We must insist that if there is any move to consider retirement homes as part of the "stock" of long term care facilities, a full range of in-home services must be mandated and funded and the operators must be prohibited from putting any obstacle in the way of residents receiving these services1.
IN-HOME CARE
The new Community Care Access Centres are supposed to coordinate both in-home professional, personal support and homemaking services and the placement of seniors in long-term care facilities. The in-home services are to be contracted out by a Request for Proposal process that gives no preference to non-profit organizations (after a three-year transition period during which they will have a decreasing percentage of their last year's volume guaranteed). In addition to these Centres, community support organizations such as Meals on Wheels, Friendly Visiting, etc., which operate primarily with volunteer workers will be funded by the Ministry outside of the CCAC budgets. Adult Day programs will also be funded outside the CCAC budgets, but will be accessed through the CCAC's.
The thrust of the government's intention is clearly to increase the privatization of in-home care and force non-profit organizations to lower their standards (if they want to be competitive) of wages, conditions and training for those who actually provide the care. Workers are threatened with deteriorating working conditions and pay. Clients, too, will pay the price if overworked, underpaid and untrained workers are sent to care for them.
The other way in which privatization is being pushed in the field of long term care is through the underfunding of in-home services which is forcing providers to ration the services for which no fees are charged. When clients point out that they are not getting sufficient services they are told that they can "top up" the services for a fee. Non-profit community agencies sometimes charge on a sliding scale (depending on income) for these "top-up" services, but that is not the case with for-profit service providers.

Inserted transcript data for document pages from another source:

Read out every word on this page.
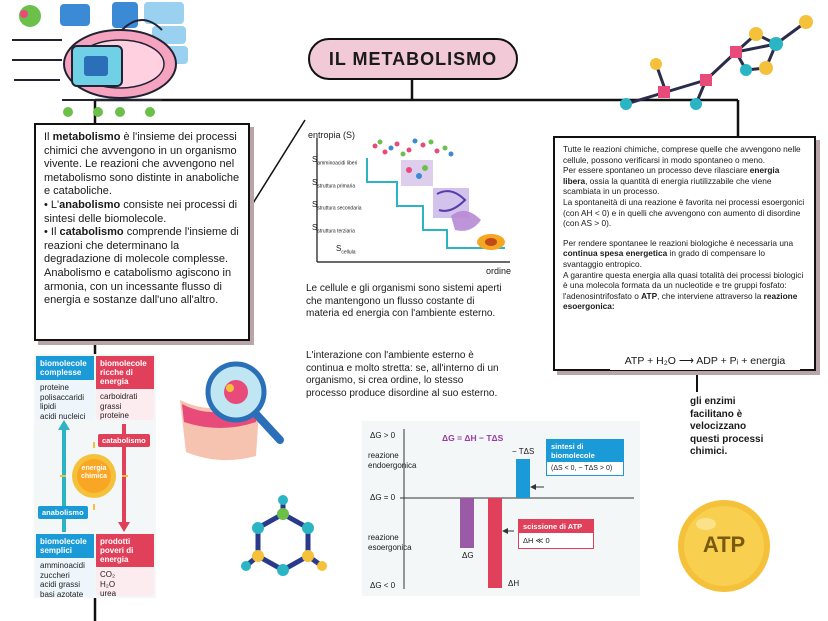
IL METABOLISMO
Il metabolismo è l'insieme dei processi chimici che avvengono in un organismo vivente. Le reazioni che avvengono nel metabolismo sono distinte in anaboliche e cataboliche.
• L'anabolismo consiste nei processi di sintesi delle biomolecole.
• Il catabolismo comprende l'insieme di reazioni che determinano la degradazione di molecole complesse.
Anabolismo e catabolismo agiscono in armonia, con un incessante flusso di energia e sostanze dall'uno all'altro.
entropia (S)
ordine
$S_{amminoacidi liberi}$
$S_{struttura primaria}$
$S_{struttura secondaria}$
$S_{struttura terziaria}$
$S_{cellula}$
Le cellule e gli organismi sono sistemi aperti che mantengono un flusso costante di materia ed energia con l'ambiente esterno.
L'interazione con l'ambiente esterno è continua e molto stretta: se, all'interno di un organismo, si crea ordine, lo stesso processo produce disordine al suo esterno.
Tutte le reazioni chimiche, comprese quelle che avvengono nelle cellule, possono verificarsi in modo spontaneo o meno.
Per essere spontaneo un processo deve rilasciare energia libera, ossia la quantità di energia riutilizzabile che viene scambiata in un processo.
La spontaneità di una reazione è favorita nei processi esoergonici (con AH < 0) e in quelli che avvengono con aumento di disordine (con AS > 0).
Per rendere spontanee le reazioni biologiche è necessaria una continua spesa energetica in grado di compensare lo svantaggio entropico.
A garantire questa energia alla quasi totalità dei processi biologici è una molecola formata da un nucleotide e tre gruppi fosfato: l'adenosintrifosfato o ATP, che interviene attraverso la reazione esoergonica:
ATP + H₂O ⟶ ADP + Pᵢ + energia
gli enzimi facilitano è velocizzano questi processi chimici.
ATP
biomolecole complesse
proteine
polisaccaridi
lipidi
acidi nucleici
biomolecole ricche di energia
carboidrati
grassi
proteine
energia chimica
catabolismo
anabolismo
biomolecole semplici
amminoacidi
zuccheri
acidi grassi
basi azotate
prodotti poveri di energia
CO₂
H₂O
urea
ΔG > 0
reazione endoergonica
ΔG = 0
reazione esoergonica
ΔG < 0
ΔG = ΔH − TΔS
− TΔS
ΔG
ΔH
sintesi di biomolecole
(ΔS < 0, − TΔS > 0)
scissione di ATP
ΔH ≪ 0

Long term care has always been a two-tier system, in that those with ample means have always been able to purchase all the help they want, while the rest of us made do with what public service was available. But present circumstances are forcing clients and their families to pay, whether they can afford it or not, to get not a luxurious level of service but just a level that meets their actual needs.
Produced May 1999
FOOTNOTES:
1. At the date of this paper (May 21, 1997), we have been advised that Home Care
is to be mandated to go into retirement homes and that any resident of these homes will be
able to apply for Home Care. If this is true, we are nevertheless extremely
skeptical that sufficient funding will be allocated to enable residents to access the full
range of services whatever length of time might be required.